How often do I need to have my dog’s anal sacs expressed?

  • Most dogs have no issues expressing their anal sacs. If your dog is not having any issues with their anal sacs, you don’t need to worry about expressing them. Some dogs, however, do have difficulty emptying their anal sacs. This can potentially result in anal sac impaction. Signs of anal sac problems include persistent scooting or licking of the anus, straining or pain during defecation, and blood around the anus or coating the stool. Health problems such as obesity, skin allergies, and persistent soft stools/diarrhea can contribute to anal sac problems. Routine expression for animals with normal anal sacs is not necessary or recommended. Typically, anal gland expression is reserved for animals showing some of the problems listed above.
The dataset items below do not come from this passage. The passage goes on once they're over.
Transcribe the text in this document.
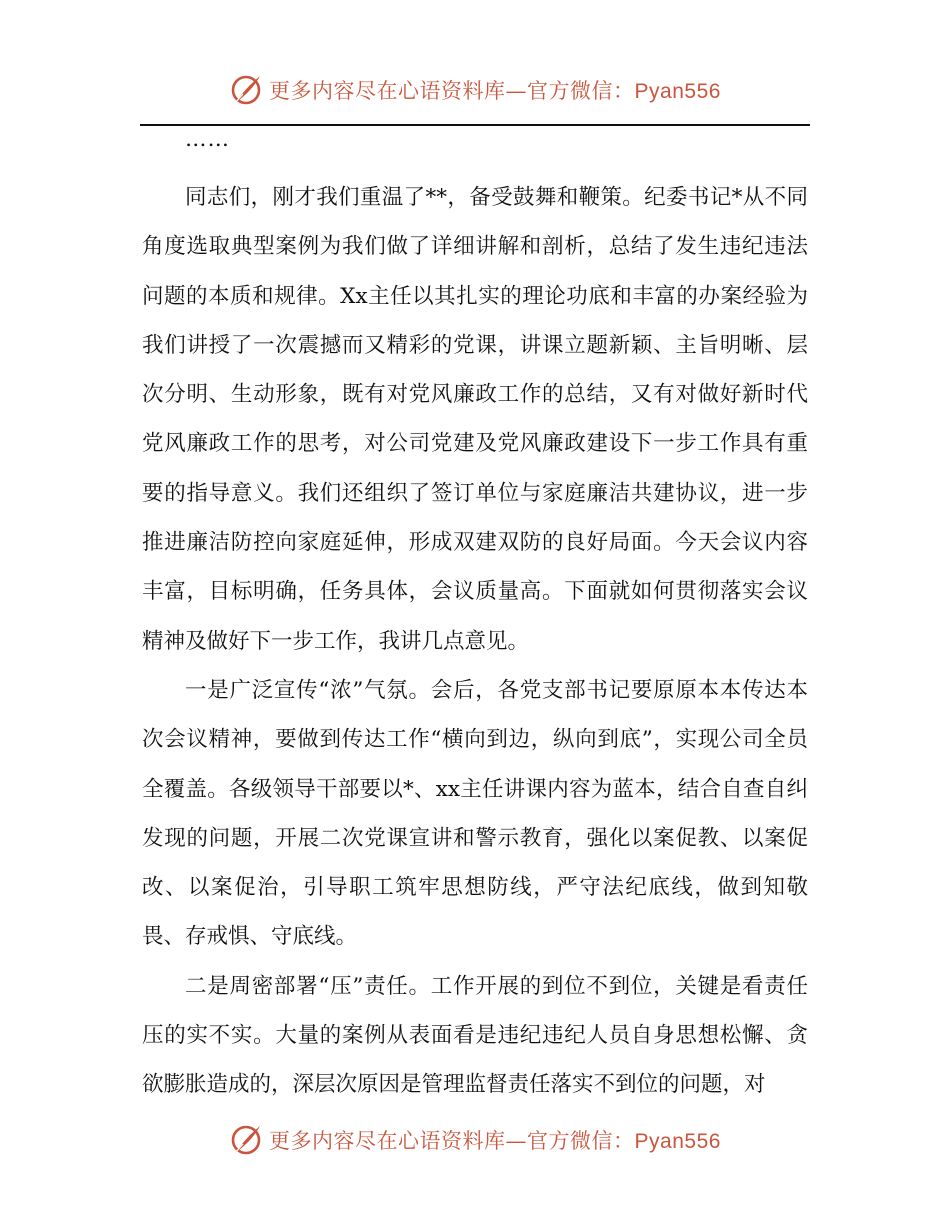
更多内容尽在心语资料库—官方微信：Pyan556

……

同志们，刚才我们重温了**，备受鼓舞和鞭策。纪委书记*从不同角度选取典型案例为我们做了详细讲解和剖析，总结了发生违纪违法问题的本质和规律。Xx主任以其扎实的理论功底和丰富的办案经验为我们讲授了一次震撼而又精彩的党课，讲课立题新颖、主旨明晰、层次分明、生动形象，既有对党风廉政工作的总结，又有对做好新时代党风廉政工作的思考，对公司党建及党风廉政建设下一步工作具有重要的指导意义。我们还组织了签订单位与家庭廉洁共建协议，进一步推进廉洁防控向家庭延伸，形成双建双防的良好局面。今天会议内容丰富，目标明确，任务具体，会议质量高。下面就如何贯彻落实会议精神及做好下一步工作，我讲几点意见。

一是广泛宣传“浓”气氛。会后，各党支部书记要原原本本传达本次会议精神，要做到传达工作“横向到边，纵向到底”，实现公司全员全覆盖。各级领导干部要以*、xx主任讲课内容为蓝本，结合自查自纠发现的问题，开展二次党课宣讲和警示教育，强化以案促教、以案促改、以案促治，引导职工筑牢思想防线，严守法纪底线，做到知敬畏、存戒惧、守底线。

二是周密部署“压”责任。工作开展的到位不到位，关键是看责任压的实不实。大量的案例从表面看是违纪违纪人员自身思想松懈、贪欲膨胀造成的，深层次原因是管理监督责任落实不到位的问题，对

更多内容尽在心语资料库—官方微信：Pyan556
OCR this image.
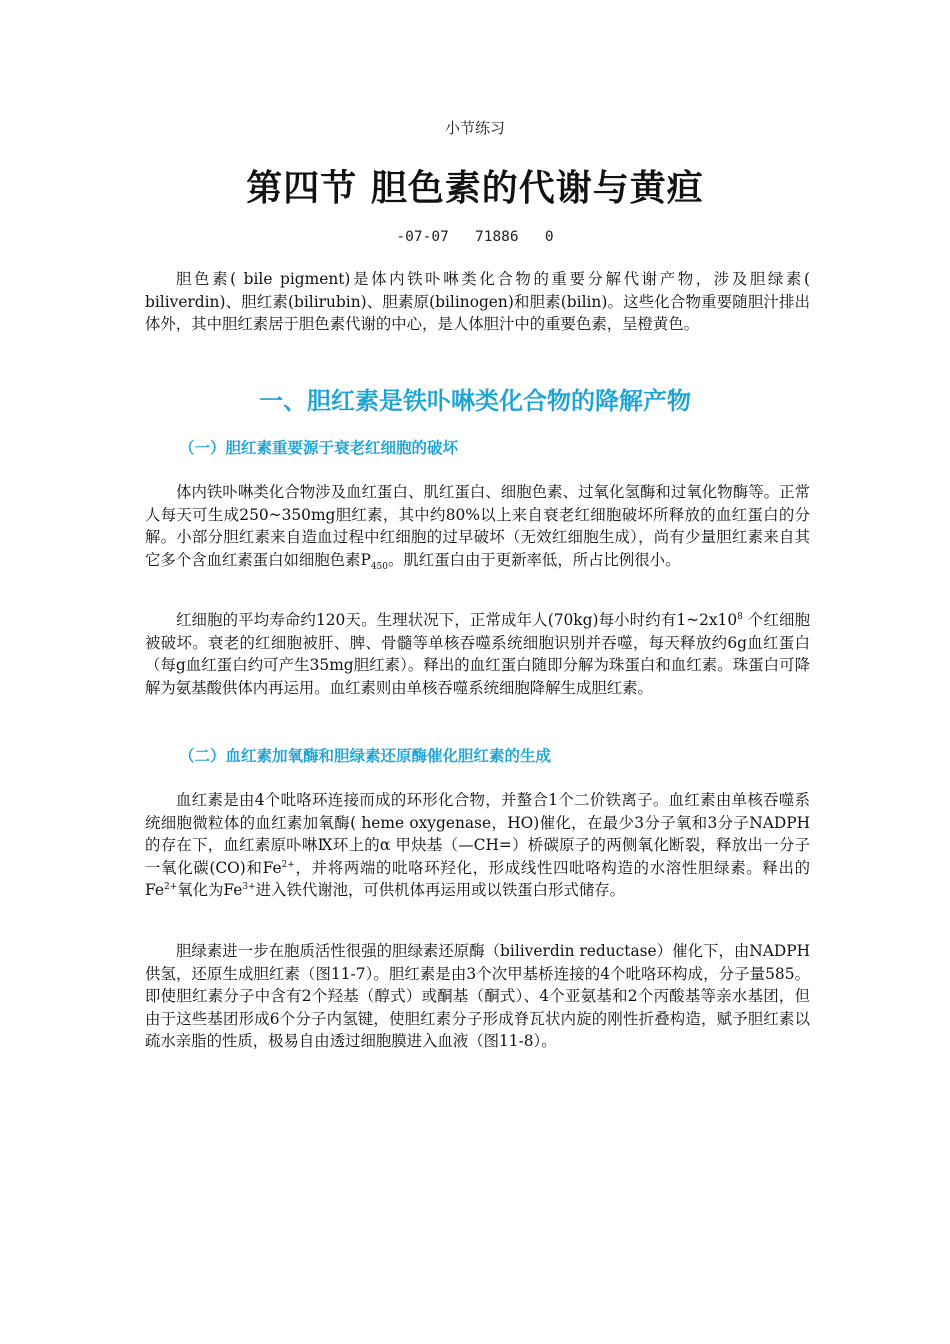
小节练习
第四节 胆色素的代谢与黄疸
-07-07   71886   0

胆色素( bile pigment)是体内铁卟啉类化合物的重要分解代谢产物，涉及胆绿素( biliverdin)、胆红素(bilirubin)、胆素原(bilinogen)和胆素(bilin)。这些化合物重要随胆汁排出体外，其中胆红素居于胆色素代谢的中心，是人体胆汁中的重要色素，呈橙黄色。

一、胆红素是铁卟啉类化合物的降解产物
（一）胆红素重要源于衰老红细胞的破坏

体内铁卟啉类化合物涉及血红蛋白、肌红蛋白、细胞色素、过氧化氢酶和过氧化物酶等。正常人每天可生成250~350mg胆红素，其中约80%以上来自衰老红细胞破坏所释放的血红蛋白的分解。小部分胆红素来自造血过程中红细胞的过早破坏（无效红细胞生成），尚有少量胆红素来自其它多个含血红素蛋白如细胞色素$P_{450}$。肌红蛋白由于更新率低，所占比例很小。

红细胞的平均寿命约120天。生理状况下，正常成年人(70kg)每小时约有$1\sim 2x10^8$ 个红细胞被破坏。衰老的红细胞被肝、脾、骨髓等单核吞噬系统细胞识别并吞噬，每天释放约6g血红蛋白（每g血红蛋白约可产生35mg胆红素）。释出的血红蛋白随即分解为珠蛋白和血红素。珠蛋白可降解为氨基酸供体内再运用。血红素则由单核吞噬系统细胞降解生成胆红素。

（二）血红素加氧酶和胆绿素还原酶催化胆红素的生成

血红素是由4个吡咯环连接而成的环形化合物，并螯合1个二价铁离子。血红素由单核吞噬系统细胞微粒体的血红素加氧酶( heme oxygenase，HO)催化，在最少3分子氧和3分子NADPH的存在下，血红素原卟啉Ⅸ环上的α 甲炔基（—CH=）桥碳原子的两侧氧化断裂，释放出一分子一氧化碳(CO)和$Fe^{2+}$，并将两端的吡咯环羟化，形成线性四吡咯构造的水溶性胆绿素。释出的$Fe^{2+}$氧化为$Fe^{3+}$进入铁代谢池，可供机体再运用或以铁蛋白形式储存。

胆绿素进一步在胞质活性很强的胆绿素还原酶（biliverdin reductase）催化下，由NADPH供氢，还原生成胆红素（图11-7）。胆红素是由3个次甲基桥连接的4个吡咯环构成，分子量585。 即使胆红素分子中含有2个羟基（醇式）或酮基（酮式）、4个亚氨基和2个丙酸基等亲水基团，但由于这些基团形成6个分子内氢键，使胆红素分子形成脊瓦状内旋的刚性折叠构造，赋予胆红素以疏水亲脂的性质，极易自由透过细胞膜进入血液（图11-8）。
Treating anal sac impaction.

  • Many times mild impactions can be resolved through expression. However, sometimes anal sac lavage, oral anti-inflammatory drugs, and antibiotics may be required. More severe anal gland impactions and anal gland ruptures will result in scar tissue formation that will further narrow the opening to the anal sac and predispose to future anal sac problems. Dogs with persistent anal sac problems may benefit from treating predisposing health problems (allergies, obesity, and gastrointestinal disease). Surgical removal of the anal glands is another option for dogs with chronic anal sac disease.